Erika: “Well, has anyone appropriate sent you an email?”
Alicia: “One guy I guess. We’re emailing to trying to set up a date.”
Erika: “Tony, let me know how your three dates go this week. I’m excited to hear about them!”
Client 2 (Tony): “I definitely will. Do you have any dates lined up for me for next week yet?”
Client 3 (Marc): “Ugh. I went to this event and there were only like 10 women there. I felt like it was a sausage fest.”
Erika: “That’s too bad that the organizer let the ratios get so off-balance!”
Marc: “I know! It was ridiculous.”
Erika: “Well, did you like any of the 10 women who were there?”
Marc: “I don’t know. I didn’t meet them. I left when I saw that it was mostly men.”

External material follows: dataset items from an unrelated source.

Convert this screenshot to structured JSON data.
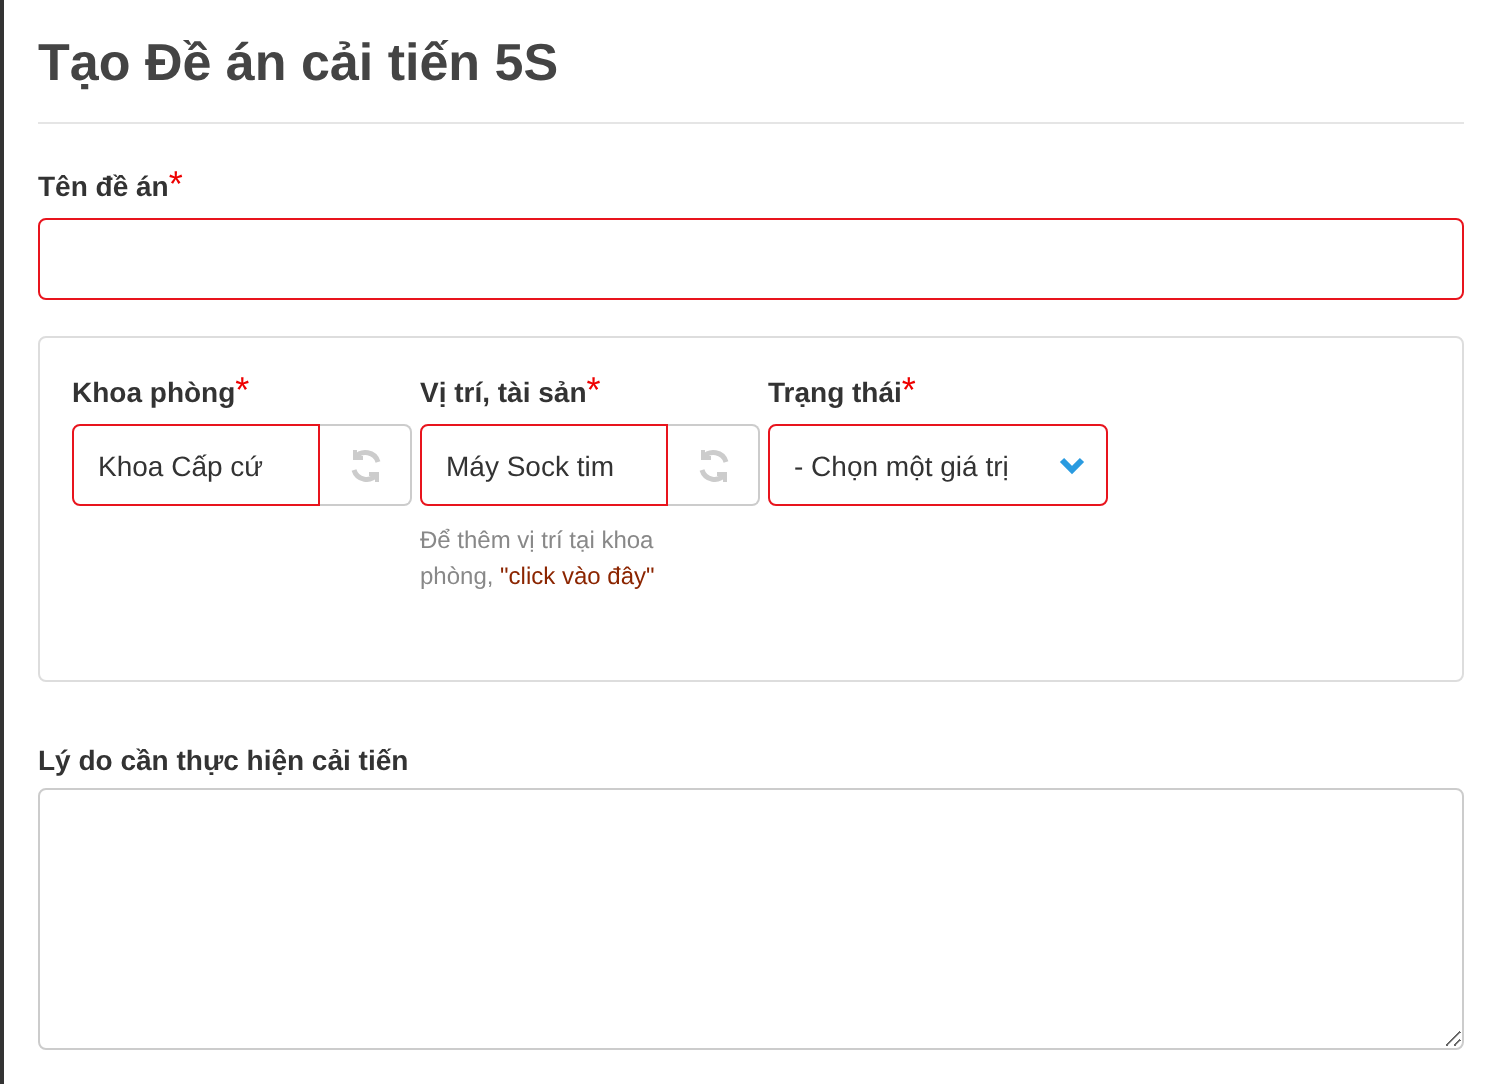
{
  "title": "Tạo Đề án cải tiến 5S",
  "name_field": {
    "label": "Tên đề án",
    "required_mark": "*",
    "invalid": true
  },
  "panel_fields": [
    {
      "kind": "lookup",
      "label": "Khoa phòng",
      "required_mark": "*",
      "invalid": true,
      "value": "Khoa Cấp cứ"
    },
    {
      "kind": "lookup",
      "label": "Vị trí, tài sản",
      "required_mark": "*",
      "invalid": true,
      "value": "Máy Sock tim",
      "help": "Để thêm vị trí tại khoa phòng, ",
      "help_link": "\"click vào đây\""
    },
    {
      "kind": "select",
      "label": "Trạng thái",
      "required_mark": "*",
      "invalid": true,
      "value": "- Chọn một giá trị"
    }
  ],
  "reason_field": {
    "label": "Lý do cần thực hiện cải tiến",
    "invalid": false
  }
}
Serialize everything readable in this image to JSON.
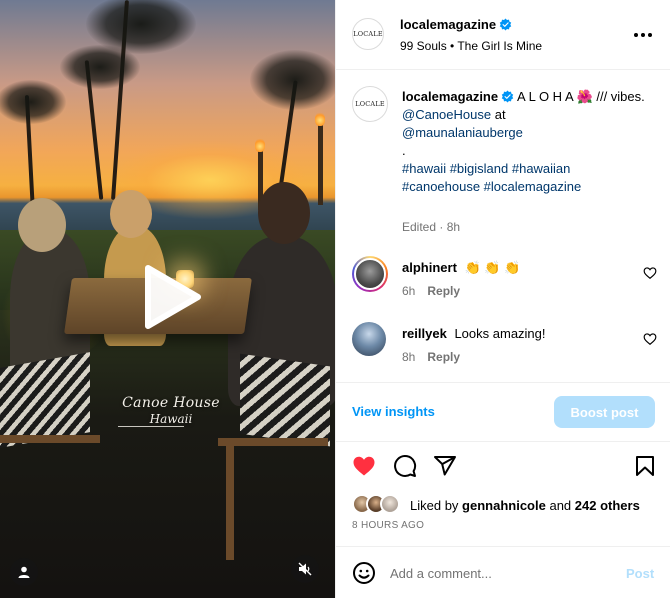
{
  "media": {
    "overlay_title": "Canoe House",
    "overlay_subtitle": "Hawaii",
    "icons": {
      "play": "play-icon",
      "user": "user-tag-icon",
      "mute": "speaker-muted-icon"
    }
  },
  "header": {
    "logo_text": "LOCALE",
    "username": "localemagazine",
    "audio": "99 Souls • The Girl Is Mine",
    "icons": {
      "verified": "verified-badge-icon",
      "more": "more-options-icon"
    }
  },
  "caption": {
    "logo_text": "LOCALE",
    "username": "localemagazine",
    "text_start": "A L O H A",
    "text_emoji": "🌺",
    "text_end": "/// vibes.",
    "mention_1": "@CanoeHouse",
    "at_word": "at",
    "mention_2": "@maunalaniauberge",
    "dot": ".",
    "hashtags_line1": "#hawaii #bigisland #hawaiian",
    "hashtags_line2": "#canoehouse #localemagazine",
    "meta": "Edited · 8h"
  },
  "comments": [
    {
      "username": "alphinert",
      "text": "👏 👏 👏",
      "time": "6h",
      "reply": "Reply"
    },
    {
      "username": "reillyek",
      "text": "Looks amazing!",
      "time": "8h",
      "reply": "Reply"
    }
  ],
  "insights": {
    "view_label": "View insights",
    "boost_label": "Boost post"
  },
  "actions": {
    "icons": [
      "heart-filled-icon",
      "comment-icon",
      "share-icon",
      "bookmark-icon"
    ],
    "like_color": "#ff3040"
  },
  "likes": {
    "prefix": "Liked by",
    "user": "gennahnicole",
    "connector": "and",
    "others": "242 others"
  },
  "timestamp": "8 HOURS AGO",
  "comment_box": {
    "placeholder": "Add a comment...",
    "post_label": "Post"
  },
  "colors": {
    "link": "#00376b",
    "accent": "#0095f6",
    "muted": "#737373",
    "boost_bg": "#b2dffc"
  }
}
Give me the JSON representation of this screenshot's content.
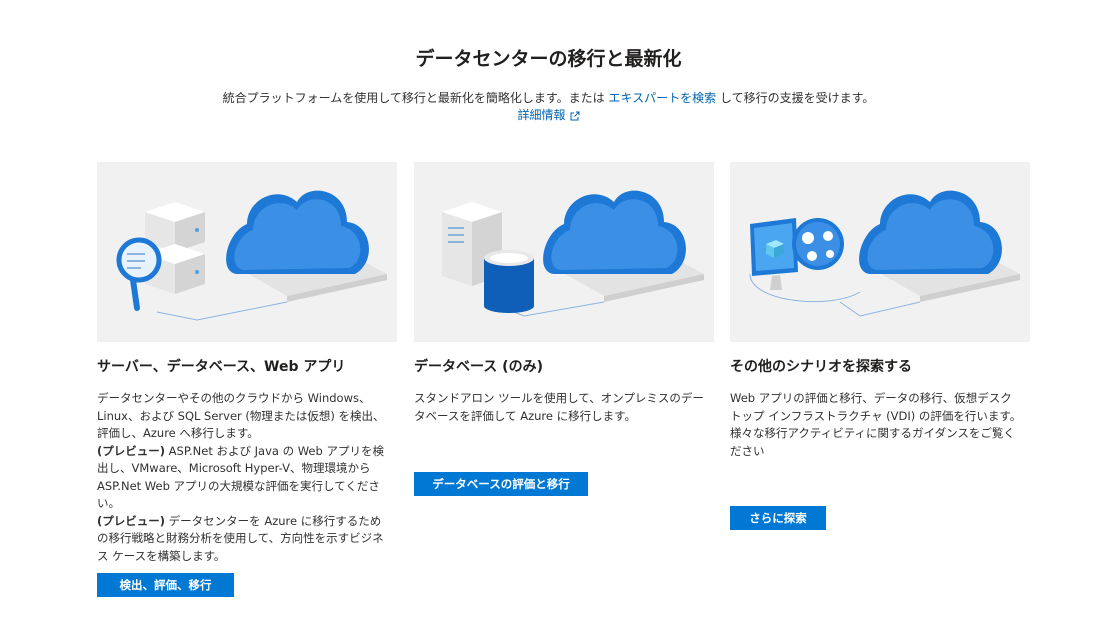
{
  "page": {
    "title": "データセンターの移行と最新化",
    "subtitle_before": "統合プラットフォームを使用して移行と最新化を簡略化します。または ",
    "subtitle_link": "エキスパートを検索",
    "subtitle_after": " して移行の支援を受けます。",
    "learn_more": "詳細情報"
  },
  "cards": [
    {
      "title": "サーバー、データベース、Web アプリ",
      "desc_1": "データセンターやその他のクラウドから Windows、Linux、および SQL Server (物理または仮想) を検出、評価し、Azure へ移行します。",
      "desc_2_bold": "(プレビュー)",
      "desc_2": " ASP.Net および Java の Web アプリを検出し、VMware、Microsoft Hyper-V、物理環境から ASP.Net Web アプリの大規模な評価を実行してください。",
      "desc_3_bold": "(プレビュー)",
      "desc_3": " データセンターを Azure に移行するための移行戦略と財務分析を使用して、方向性を示すビジネス ケースを構築します。",
      "button": "検出、評価、移行"
    },
    {
      "title": "データベース (のみ)",
      "desc_1": "スタンドアロン ツールを使用して、オンプレミスのデータベースを評価して Azure に移行します。",
      "button": "データベースの評価と移行"
    },
    {
      "title": "その他のシナリオを探索する",
      "desc_1": "Web アプリの評価と移行、データの移行、仮想デスクトップ インフラストラクチャ (VDI) の評価を行います。",
      "desc_2": "様々な移行アクティビティに関するガイダンスをご覧ください",
      "button": "さらに探索"
    }
  ],
  "icons": {
    "learn_more": "external-link-icon",
    "card_1": "servers-magnifier-cloud-icon",
    "card_2": "server-database-cloud-icon",
    "card_3": "desktop-cloud-icon"
  },
  "colors": {
    "accent": "#0078d4",
    "link": "#0063b1",
    "hero_bg": "#f1f1f1"
  }
}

I want to give Alicia, Tony, and Marc the same advice: Focus more on what you do have, not so much on what you don’t. In Alicia’s case, while she’s getting a number of emails from “creeps and weirdos” (which is subjective to begin with), what she neglected to tell me initially was that one guy with potential actually wrote to her, and they’re in the date-planning phase. Win! And, I didn’t even get to the part where I would ask Alicia whether she’s reaching out to men on her own because she should be proactive about the process as well. Liken it to a job search. If you only interviewed for the positions and companies that reached out to you, then either you’d be going to a lot of worthless job interviews… or none at all. Being proactive is the key. In online dating, there’s no barrier to someone sending you a message. (There is on the dating apps, though. You have to have a “mutual match,” in that you’ve both chosen each other in order to be able to write.) Just think to yourself, “I’m flattered. Not for me. Delete.”

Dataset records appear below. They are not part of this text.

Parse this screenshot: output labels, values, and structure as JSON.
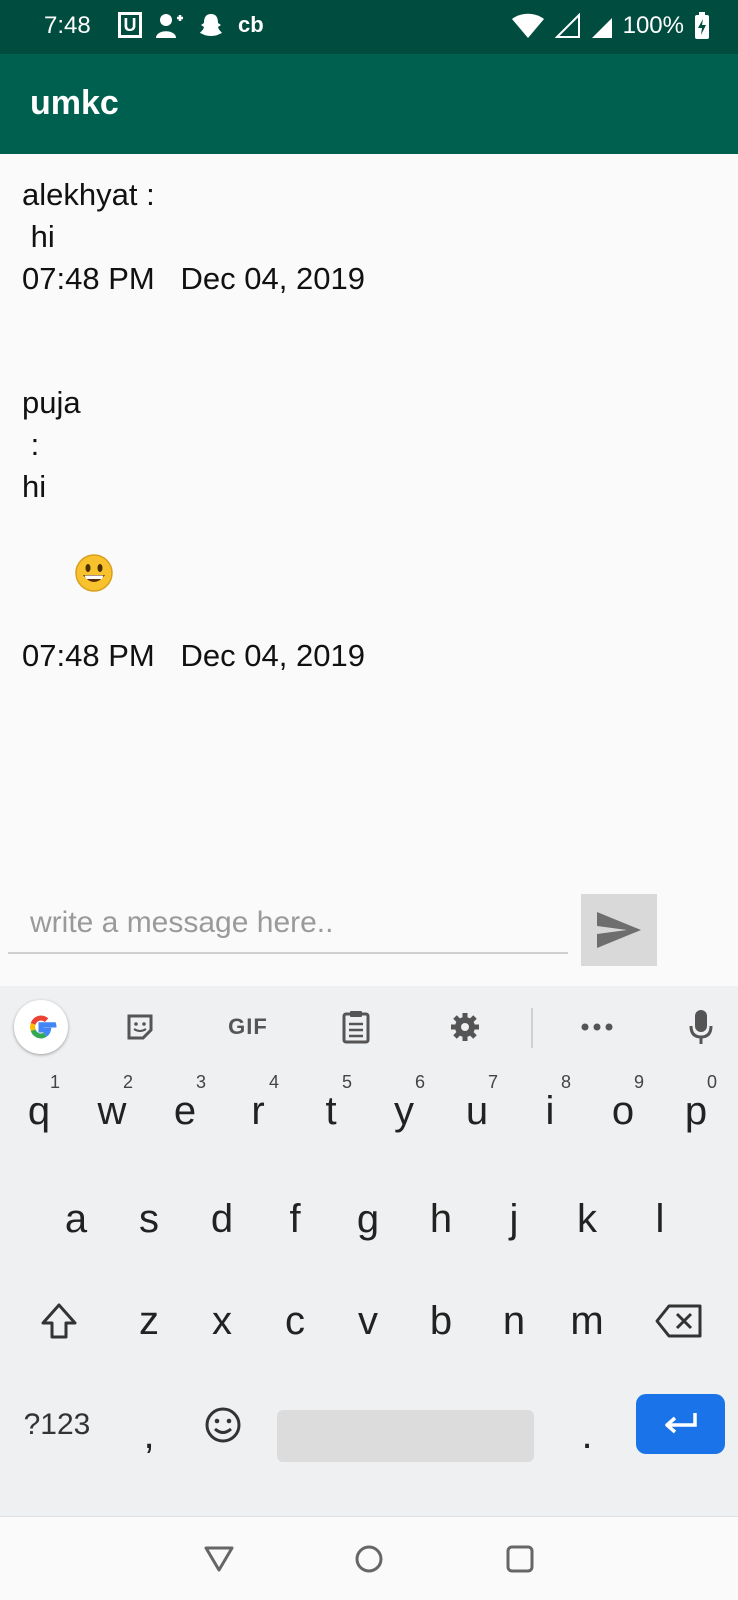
{
  "status_bar": {
    "time": "7:48",
    "left_icons": [
      "u-notification-icon",
      "add-person-icon",
      "snapchat-ghost-icon",
      "cb-icon"
    ],
    "cb_label": "cb",
    "u_label": "U",
    "battery_text": "100%"
  },
  "app_bar": {
    "title": "umkc"
  },
  "messages": [
    {
      "lines": [
        "alekhyat :",
        " hi",
        "07:48 PM   Dec 04, 2019"
      ]
    },
    {
      "lines": [
        "puja",
        " :",
        "hi"
      ],
      "emoji": "grinning-face",
      "timestamp": "07:48 PM   Dec 04, 2019"
    }
  ],
  "composer": {
    "placeholder": "write a message here..",
    "value": ""
  },
  "keyboard": {
    "toolbar": {
      "gif_label": "GIF"
    },
    "row1": [
      {
        "key": "q",
        "hint": "1"
      },
      {
        "key": "w",
        "hint": "2"
      },
      {
        "key": "e",
        "hint": "3"
      },
      {
        "key": "r",
        "hint": "4"
      },
      {
        "key": "t",
        "hint": "5"
      },
      {
        "key": "y",
        "hint": "6"
      },
      {
        "key": "u",
        "hint": "7"
      },
      {
        "key": "i",
        "hint": "8"
      },
      {
        "key": "o",
        "hint": "9"
      },
      {
        "key": "p",
        "hint": "0"
      }
    ],
    "row2": [
      "a",
      "s",
      "d",
      "f",
      "g",
      "h",
      "j",
      "k",
      "l"
    ],
    "row3": [
      "z",
      "x",
      "c",
      "v",
      "b",
      "n",
      "m"
    ],
    "symbols_label": "?123",
    "comma": ",",
    "period": "."
  },
  "colors": {
    "status_bar": "#004d40",
    "app_bar": "#00604f",
    "enter_key": "#1a73e8"
  }
}
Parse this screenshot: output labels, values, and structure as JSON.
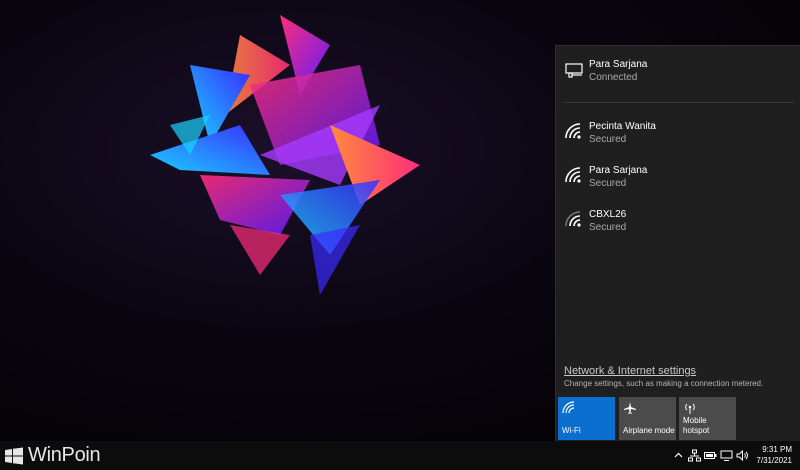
{
  "connected_network": {
    "name": "Para Sarjana",
    "status": "Connected",
    "icon": "ethernet-icon"
  },
  "networks": [
    {
      "name": "Pecinta Wanita",
      "status": "Secured",
      "icon": "wifi-icon"
    },
    {
      "name": "Para Sarjana",
      "status": "Secured",
      "icon": "wifi-icon"
    },
    {
      "name": "CBXL26",
      "status": "Secured",
      "icon": "wifi-icon"
    }
  ],
  "settings": {
    "link": "Network & Internet settings",
    "description": "Change settings, such as making a connection metered."
  },
  "quick_actions": {
    "wifi": {
      "label": "Wi-Fi",
      "active": true,
      "icon": "wifi-icon"
    },
    "airplane": {
      "label": "Airplane mode",
      "active": false,
      "icon": "airplane-icon"
    },
    "hotspot": {
      "label": "Mobile hotspot",
      "active": false,
      "icon": "hotspot-icon"
    }
  },
  "taskbar": {
    "brand": "WinPoin",
    "time": "9:31 PM",
    "date": "7/31/2021",
    "tray_icons": [
      "chevron-up-icon",
      "network-icon",
      "battery-icon",
      "display-icon",
      "volume-icon"
    ]
  },
  "colors": {
    "accent": "#0b6fcf",
    "flyout_bg": "#1f1f1f",
    "tile_inactive": "#4b4b4b"
  }
}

In Tony’s case, he already has three dates lined up! Why is he so worried about next week? He’s already assuming that this week’s three dates won’t live up to whatever standard he presumes is needed to convert to a second date. Three dates in one week is nothing to stick your nose up at! Just see how they go, and then “worry” about next week.

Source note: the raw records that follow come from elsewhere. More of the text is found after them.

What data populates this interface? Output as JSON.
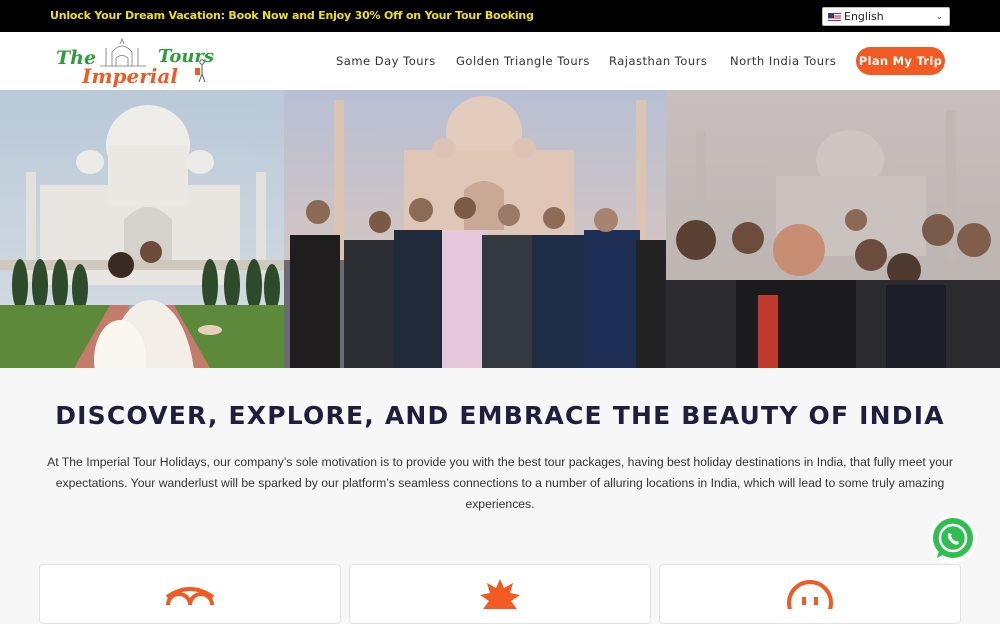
{
  "promo_bar": {
    "text": "Unlock Your Dream Vacation: Book Now and Enjoy 30% Off on Your Tour Booking"
  },
  "language": {
    "selected": "English",
    "flag": "us-flag-icon"
  },
  "logo": {
    "line1": "The",
    "line2": "Imperial",
    "line3": "Tours"
  },
  "nav": {
    "items": [
      {
        "label": "Same Day Tours"
      },
      {
        "label": "Golden Triangle Tours"
      },
      {
        "label": "Rajasthan Tours"
      },
      {
        "label": "North India Tours"
      }
    ],
    "cta": "Plan My Trip"
  },
  "colors": {
    "accent": "#f15a22",
    "promo_text": "#f2e20b",
    "heading": "#1f1f3d",
    "logo_green": "#2e9e3a"
  },
  "intro": {
    "headline": "DISCOVER, EXPLORE, AND EMBRACE THE BEAUTY OF INDIA",
    "body": "At The Imperial Tour Holidays, our company’s sole motivation is to provide you with the best tour packages, having best holiday destinations in India, that fully meet your expectations. Your wanderlust will be sparked by our platform’s seamless connections to a number of alluring locations in India, which will lead to some truly amazing experiences."
  },
  "cards": [
    {
      "icon": "tripadvisor-icon"
    },
    {
      "icon": "badge-icon"
    },
    {
      "icon": "smiley-icon"
    }
  ],
  "whatsapp": {
    "icon": "whatsapp-icon"
  }
}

Marc had a great opportunity to meet 10 new women, and he squandered it because all he could focus on was who was not at the party. These 10 women got dressed, traveled to the venue, and were ready and willing to meet new people. What did Marc do with this opportunity? He completely dismissed the whole event rather than taking advantage of talking to them and potentially hitting it off. I bet many men went home having met someone that night. Marc didn’t give himself the chance.
I’m not saying that you have to count your blessings or anything like that. Honestly, when people say to “remember all the blessings you have in life,” I often roll my eyes. Yes, I’m lucky. Yes, I know it. What I’m talking about here is much more narrow. Focus on what’s actually in front of you, not what might be or what isn’t. As they say, a bird in the hand is worth two in the bush. I’ll say a date in the scheduling phase or a first date that’s actually on the calendar is worth two who don’t bother to write, reply, or show up.